AMG has derived a kind of magic from its blending of four-wheel drive, four-wheel steering, torque vectoring and chassis electronics in this car. The GT63 is not as nimble as the two-seat Mercedes-AMG GT but this really is the sweeter car of the two to drive and seems more within itself and in command of its capacities at any speed.
Although the suspension is switchable through three levels of firmness, they’re closely grouped and the fundamental set-up is juicily pliant. At the same time, there is a telling absence of roll or pitch for a car of such mighty dimensions, and what movements do occur are closely and quickly checked.
This provides a solid base for the steering – quickly geared, at just 1.8 turns lock to lock, and well weighted – to operate at its best.

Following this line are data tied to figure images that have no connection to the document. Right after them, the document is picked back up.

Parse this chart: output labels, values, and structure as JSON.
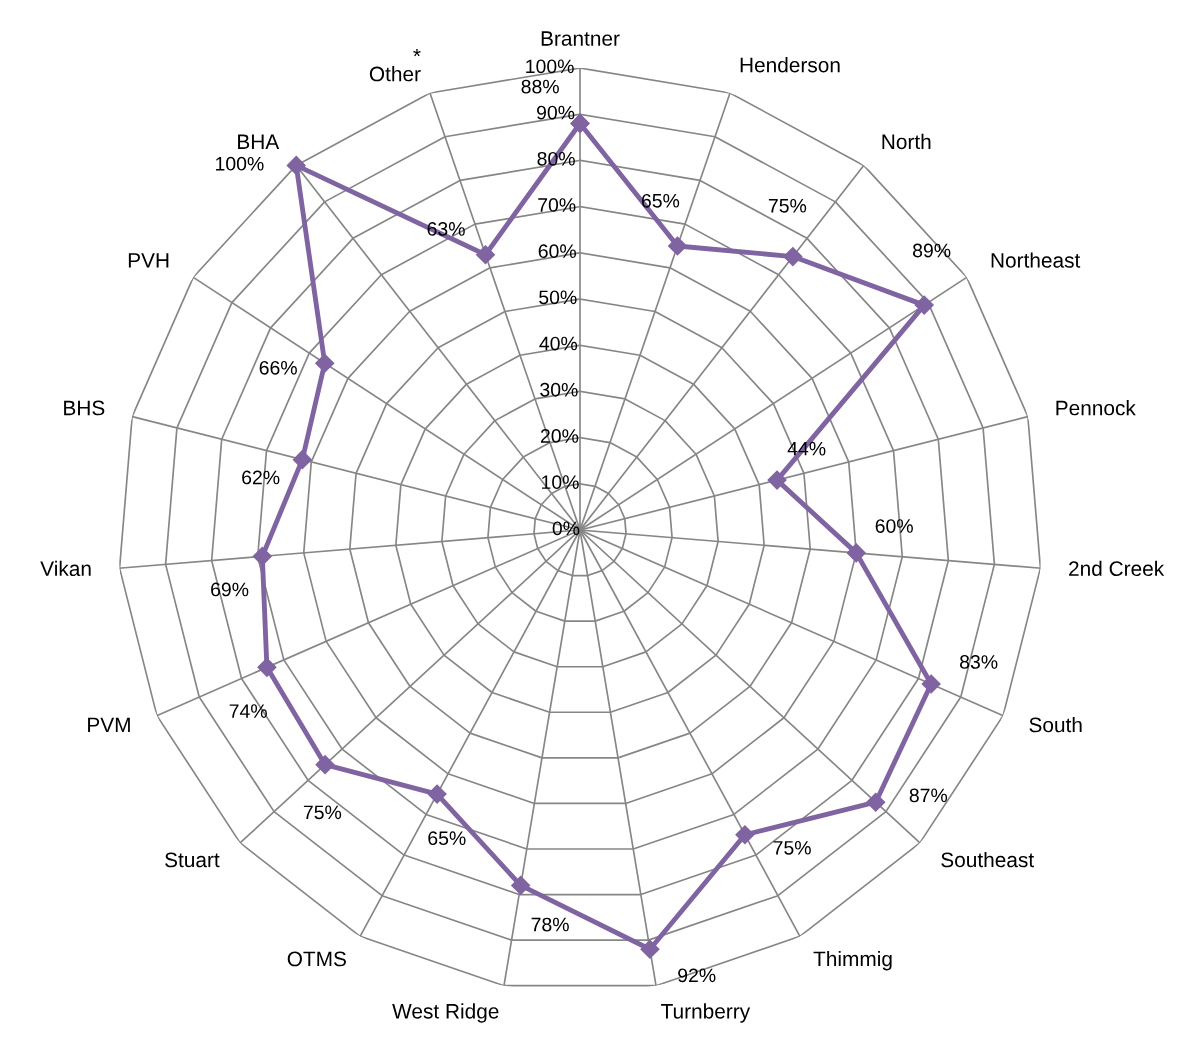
{
  "chart_data": {
    "type": "radar",
    "categories": [
      "Brantner",
      "Henderson",
      "North",
      "Northeast",
      "Pennock",
      "2nd Creek",
      "South",
      "Southeast",
      "Thimmig",
      "Turnberry",
      "West Ridge",
      "OTMS",
      "Stuart",
      "PVM",
      "Vikan",
      "BHS",
      "PVH",
      "BHA",
      "*\nOther"
    ],
    "series": [
      {
        "color": "#8064a2",
        "values": [
          88,
          65,
          75,
          89,
          44,
          60,
          83,
          87,
          75,
          92,
          78,
          65,
          75,
          74,
          69,
          62,
          66,
          100,
          63
        ],
        "value_labels": [
          "88%",
          "65%",
          "75%",
          "89%",
          "44%",
          "60%",
          "83%",
          "87%",
          "75%",
          "92%",
          "78%",
          "65%",
          "75%",
          "74%",
          "69%",
          "62%",
          "66%",
          "100%",
          "63%"
        ]
      }
    ],
    "ylim": [
      0,
      100
    ],
    "yticks": [
      {
        "value": 0,
        "label": "0%"
      },
      {
        "value": 10,
        "label": "10%"
      },
      {
        "value": 20,
        "label": "20%"
      },
      {
        "value": 30,
        "label": "30%"
      },
      {
        "value": 40,
        "label": "40%"
      },
      {
        "value": 50,
        "label": "50%"
      },
      {
        "value": 60,
        "label": "60%"
      },
      {
        "value": 70,
        "label": "70%"
      },
      {
        "value": 80,
        "label": "80%"
      },
      {
        "value": 90,
        "label": "90%"
      },
      {
        "value": 100,
        "label": "100%"
      }
    ],
    "grid": true,
    "marker": "diamond",
    "line_style": "solid",
    "legend": false
  }
}
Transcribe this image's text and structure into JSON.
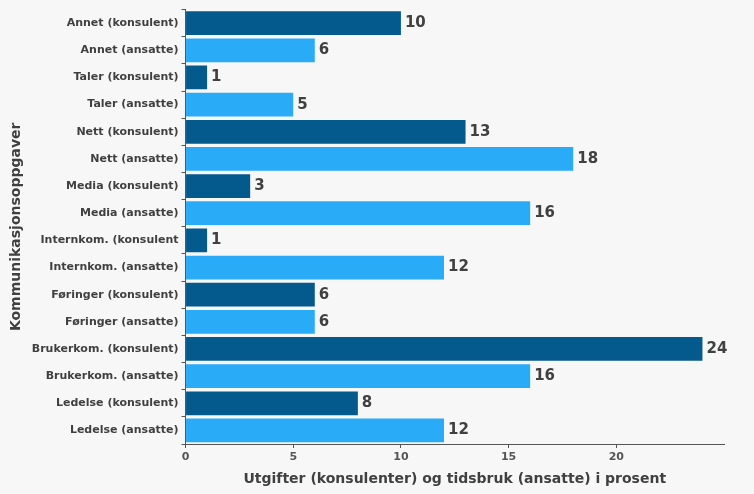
{
  "chart_data": {
    "type": "bar",
    "orientation": "horizontal",
    "x_label": "Utgifter (konsulenter) og tidsbruk (ansatte) i prosent",
    "y_label": "Kommunikasjonsoppgaver",
    "categories": [
      "Annet (konsulent)",
      "Annet (ansatte)",
      "Taler (konsulent)",
      "Taler (ansatte)",
      "Nett (konsulent)",
      "Nett (ansatte)",
      "Media (konsulent)",
      "Media (ansatte)",
      "Internkom. (konsulent",
      "Internkom. (ansatte)",
      "Føringer (konsulent)",
      "Føringer (ansatte)",
      "Brukerkom. (konsulent)",
      "Brukerkom. (ansatte)",
      "Ledelse (konsulent)",
      "Ledelse (ansatte)"
    ],
    "values": [
      10,
      6,
      1,
      5,
      13,
      18,
      3,
      16,
      1,
      12,
      6,
      6,
      24,
      16,
      8,
      12
    ],
    "colors": [
      "#045a8d",
      "#29abf8",
      "#045a8d",
      "#29abf8",
      "#045a8d",
      "#29abf8",
      "#045a8d",
      "#29abf8",
      "#045a8d",
      "#29abf8",
      "#045a8d",
      "#29abf8",
      "#045a8d",
      "#29abf8",
      "#045a8d",
      "#29abf8"
    ],
    "xlim": [
      0,
      25
    ],
    "xticks": [
      0,
      5,
      10,
      15,
      20
    ],
    "grid": false,
    "data_labels": true
  }
}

It alters the car’s course swiftly but with a natural feel and without any nervousness off centre. Undoubtedly, the four-wheel steering helps to keep the car on line at times, although you’d never know a process so sophisticated was operating behind the scenes.
Off-camber crests barely trouble this chassis, and with the suspension in Comfort and the powertrain fully dialled up, it will carve securely along all but the smallest B-roads. Very few cars this size impart such confidence.
It’s a confidence that will, soon enough, have more experienced drivers going deeper into corners and harder out of them. Indeed, the GT63 is a difficult car to over-drive because it generates tremendous grip and traction, communicates its limits superbly and is inclined to oversteer neatly and predictably when those limits are breached and its driver aids deactivated. It exhibits the handling adjustability of a considerably lighter, simpler car and its mass seems to sit palpably closer to the road than in any of the traditional super-saloon cohort. The upshot is a drive as scintillating as it is benign.